Versions of drugs that contain the right active ingredients but that do not enable the ingredients to become available in the bloodstream at the correct time encourage resistance, a particular concern for tuberculosis and HIV/AIDS drugs, which patients must take for several months or for a lifetime.
In addition to encouraging the purchase of drugs that have not yet been proven bioequivalent, the rigid belief “generic: cheap and therefore good; originator: expensive and therefore bad” has led some aid organizations to actively encourage developing countries to promote their own locally produced drugs, even when this amounts to little more than industry protectionism. Earlier this week the Ugandan press discussed the “mixed blessing” of a new children’s version of a Swiss malaria drug: “Launch of child malaria drug threatens local industry,” the New Vision, Uganda’s daily newspaper warned. The “local industry,” or Quality Chemicals, Inc., is well connected to President Museveni; rumors abound that once it produces enough HIV and malaria drugs it will be awarded all government drug tenders, regardless of cost.

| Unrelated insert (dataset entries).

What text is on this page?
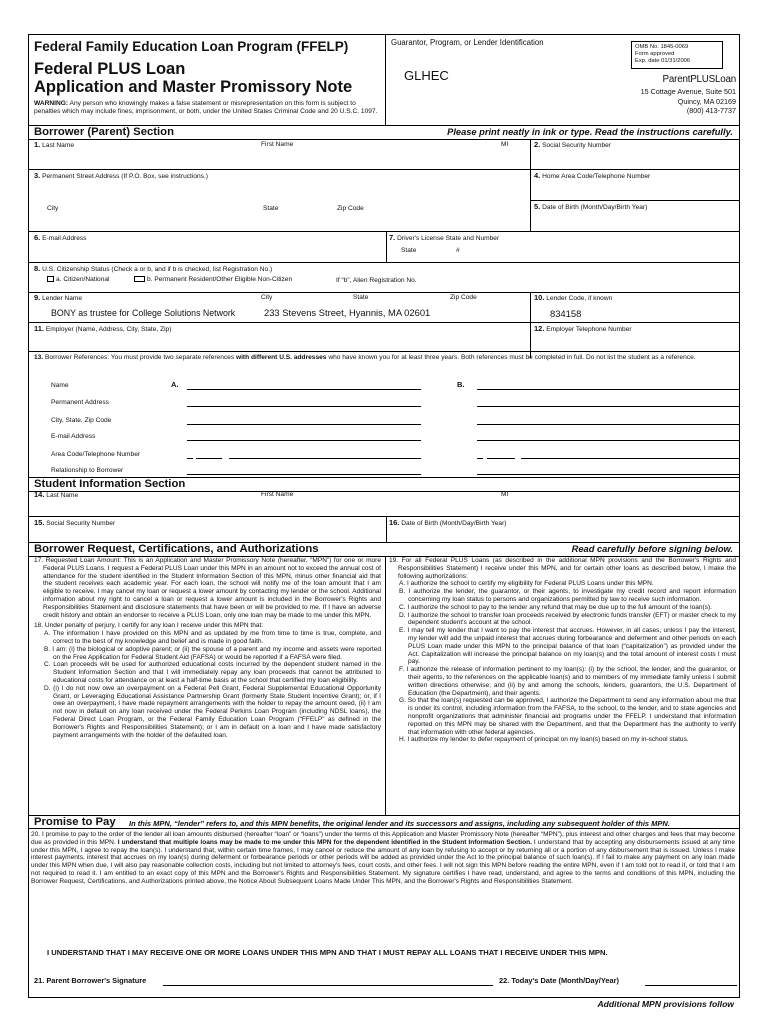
Federal Family Education Loan Program (FFELP)
Federal PLUS Loan
Application and Master Promissory Note
WARNING: Any person who knowingly makes a false statement or misrepresentation on this form is subject to penalties which may include fines, imprisonment, or both, under the United States Criminal Code and 20 U.S.C. 1097.
Guarantor, Program, or Lender Identification
GLHEC
OMB No. 1845-0069
Form approved
Exp. date 01/31/2006
ParentPLUSLoan
15 Cottage Avenue, Suite 501
Quincy, MA 02169
(800) 413-7737
Borrower (Parent) Section	Please print neatly in ink or type. Read the instructions carefully.
1. Last Name	First Name	MI	2. Social Security Number
3. Permanent Street Address (If P.O. Box, see instructions.)	4. Home Area Code/Telephone Number
City	State	Zip Code	5. Date of Birth (Month/Day/Birth Year)
6. E-mail Address	7. Driver's License State and Number
State	#
8. U.S. Citizenship Status (Check a or b, and if b is checked, list Registration No.)
a. Citizen/National	b. Permanent Resident/Other Eligible Non-Citizen	If “b”, Alien Registration No.
9. Lender Name	City	State	Zip Code
BONY as trustee for College Solutions Network	233 Stevens Street, Hyannis, MA 02601
10. Lender Code, if known
834158
11. Employer (Name, Address, City, State, Zip)	12. Employer Telephone Number
13. Borrower References: You must provide two separate references with different U.S. addresses who have known you for at least three years. Both references must be completed in full. Do not list the student as a reference.
A.	B.
Name
Permanent Address
City, State, Zip Code
E-mail Address
Area Code/Telephone Number
Relationship to Borrower
Student Information Section
14. Last Name	First Name	MI
15. Social Security Number	16. Date of Birth (Month/Day/Birth Year)
Borrower Request, Certifications, and Authorizations	Read carefully before signing below.

17. Requested Loan Amount: This is an Application and Master Promissory Note (hereafter, “MPN”) for one or more Federal PLUS Loans. I request a Federal PLUS Loan under this MPN in an amount not to exceed the annual cost of attendance for the student identified in the Student Information Section of this MPN, minus other financial aid that the student receives each academic year. For each loan, the school will notify me of the loan amount that I am eligible to receive. I may cancel my loan or request a lower amount by contacting my lender or the school. Additional information about my right to cancel a loan or request a lower amount is included in the Borrower's Rights and Responsibilities Statement and disclosure statements that have been or will be provided to me. If I have an adverse credit history and obtain an endorser to receive a PLUS Loan, only one loan may be made to me under this MPN.

18. Under penalty of perjury, I certify for any loan I receive under this MPN that:

A. The information I have provided on this MPN and as updated by me from time to time is true, complete, and correct to the best of my knowledge and belief and is made in good faith.

B. I am: (i) the biological or adoptive parent; or (ii) the spouse of a parent and my income and assets were reported on the Free Application for Federal Student Aid (FAFSA) or would be reported if a FAFSA were filed.

C. Loan proceeds will be used for authorized educational costs incurred by the dependent student named in the Student Information Section and that I will immediately repay any loan proceeds that cannot be attributed to educational costs for attendance on at least a half-time basis at the school that certified my loan eligibility.

D. (i) I do not now owe an overpayment on a Federal Pell Grant, Federal Supplemental Educational Opportunity Grant, or Leveraging Educational Assistance Partnership Grant (formerly State Student Incentive Grant); or, if I owe an overpayment, I have made repayment arrangements with the holder to repay the amount owed, (ii) I am not now in default on any loan received under the Federal Perkins Loan Program (including NDSL loans), the Federal Direct Loan Program, or the Federal Family Education Loan Program (“FFELP” as defined in the Borrower's Rights and Responsibilities Statement); or I am in default on a loan and I have made satisfactory payment arrangements with the holder of the defaulted loan.

19. For all Federal PLUS Loans (as described in the additional MPN provisions and the Borrower's Rights and Responsibilities Statement) I receive under this MPN, and for certain other loans as described below, I make the following authorizations:

A. I authorize the school to certify my eligibility for Federal PLUS Loans under this MPN.

B. I authorize the lender, the guarantor, or their agents, to investigate my credit record and report information concerning my loan status to persons and organizations permitted by law to receive such information.

C. I authorize the school to pay to the lender any refund that may be due up to the full amount of the loan(s).

D. I authorize the school to transfer loan proceeds received by electronic funds transfer (EFT) or master check to my dependent student's account at the school.

E. I may tell my lender that I want to pay the interest that accrues. However, in all cases, unless I pay the interest, my lender will add the unpaid interest that accrues during forbearance and deferment and other periods on each PLUS Loan made under this MPN to the principal balance of that loan (“capitalization”) as provided under the Act. Capitalization will increase the principal balance on my loan(s) and the total amount of interest costs I must pay.

F. I authorize the release of information pertinent to my loan(s): (i) by the school, the lender, and the guarantor, or their agents, to the references on the applicable loan(s) and to members of my immediate family unless I submit written directions otherwise; and (ii) by and among the schools, lenders, guarantors, the U.S. Department of Education (the Department), and their agents.

G. So that the loan(s) requested can be approved, I authorize the Department to send any information about me that is under its control, including information from the FAFSA, to the school, to the lender, and to state agencies and nonprofit organizations that administer financial aid programs under the FFELP. I understand that information reported on this MPN may be shared with the Department, and that the Department has the authority to verify that information with other federal agencies.

H. I authorize my lender to defer repayment of principal on my loan(s) based on my in-school status.

Promise to Pay In this MPN, “lender” refers to, and this MPN benefits, the original lender and its successors and assigns, including any subsequent holder of this MPN.
20. I promise to pay to the order of the lender all loan amounts disbursed (hereafter “loan” or “loans”) under the terms of this Application and Master Promissory Note (hereafter “MPN”), plus interest and other charges and fees that may become due as provided in this MPN. I understand that multiple loans may be made to me under this MPN for the dependent identified in the Student Information Section. I understand that by accepting any disbursements issued at any time under this MPN, I agree to repay the loan(s). I understand that, within certain time frames, I may cancel or reduce the amount of any loan by refusing to accept or by returning all or a portion of any disbursement that is issued. Unless I make interest payments, interest that accrues on my loan(s) during deferment or forbearance periods or other periods will be added as provided under the Act to the principal balance of such loan(s). If I fail to make any payment on any loan made under this MPN when due, I will also pay reasonable collection costs, including but not limited to attorney's fees, court costs, and other fees. I will not sign this MPN before reading the entire MPN, even if I am told not to read it, or told that I am not required to read it. I am entitled to an exact copy of this MPN and the Borrower's Rights and Responsibilities Statement. My signature certifies I have read, understand, and agree to the terms and conditions of this MPN, including the Borrower Request, Certifications, and Authorizations printed above, the Notice About Subsequent Loans Made Under This MPN, and the Borrower's Rights and Responsibilities Statement.
I UNDERSTAND THAT I MAY RECEIVE ONE OR MORE LOANS UNDER THIS MPN AND THAT I MUST REPAY ALL LOANS THAT I RECEIVE UNDER THIS MPN.
21. Parent Borrower's Signature	22. Today's Date (Month/Day/Year)
Additional MPN provisions follow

Many developing countries, including Uganda, either have ineffectual or outdated drug quality laws–some dating back over 60 years. The oldest I’m aware of is Chile, which is operating with a drug quality law from 1942. Fortunately, Chile is one of the more open economies of Latin America, receiving good drugs from US and elsewhere–but patients in many other countries of poor regions are not so lucky. Brazil’s health minister announced last week that the country would be able to domestically produce far more of its HIV drug requirement needs in the near future, even as anecdotal evidence points to increasing drug resistance rates among native Brazilians.

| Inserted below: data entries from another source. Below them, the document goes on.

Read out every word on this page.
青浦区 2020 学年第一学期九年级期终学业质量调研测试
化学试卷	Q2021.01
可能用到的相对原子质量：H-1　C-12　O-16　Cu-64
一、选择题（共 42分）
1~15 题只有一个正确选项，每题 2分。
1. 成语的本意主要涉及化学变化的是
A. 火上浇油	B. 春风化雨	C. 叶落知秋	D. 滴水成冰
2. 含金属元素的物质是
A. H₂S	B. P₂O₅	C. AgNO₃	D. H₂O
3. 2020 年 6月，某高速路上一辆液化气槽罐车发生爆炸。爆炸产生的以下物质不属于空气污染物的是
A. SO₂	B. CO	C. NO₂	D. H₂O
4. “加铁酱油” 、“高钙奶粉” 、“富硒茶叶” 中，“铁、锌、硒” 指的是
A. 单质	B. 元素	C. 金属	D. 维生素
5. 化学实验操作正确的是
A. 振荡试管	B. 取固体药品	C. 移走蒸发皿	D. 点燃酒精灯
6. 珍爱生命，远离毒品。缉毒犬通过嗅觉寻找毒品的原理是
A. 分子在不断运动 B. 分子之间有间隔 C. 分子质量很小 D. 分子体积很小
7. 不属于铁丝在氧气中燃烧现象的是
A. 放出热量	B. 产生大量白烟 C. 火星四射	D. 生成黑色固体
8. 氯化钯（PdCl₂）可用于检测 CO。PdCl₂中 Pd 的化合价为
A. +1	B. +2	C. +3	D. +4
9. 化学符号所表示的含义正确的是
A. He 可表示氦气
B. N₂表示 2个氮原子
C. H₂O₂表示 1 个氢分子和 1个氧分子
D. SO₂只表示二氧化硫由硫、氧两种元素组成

One has to hope that the increasing number of generic drugs hitting the market work are bioequivalent, and that local production is at par. If they are not, drug resistance will increase, making future treatment more expensive and eliminating currently useful drugs from the global medicine chest.
America has dramatically increased its investment in humanitarian relief to fulfill needs all around the globe. But isn’t it time we properly tested the drugs we buy for them?
Roger Bate is a resident fellow at AEI.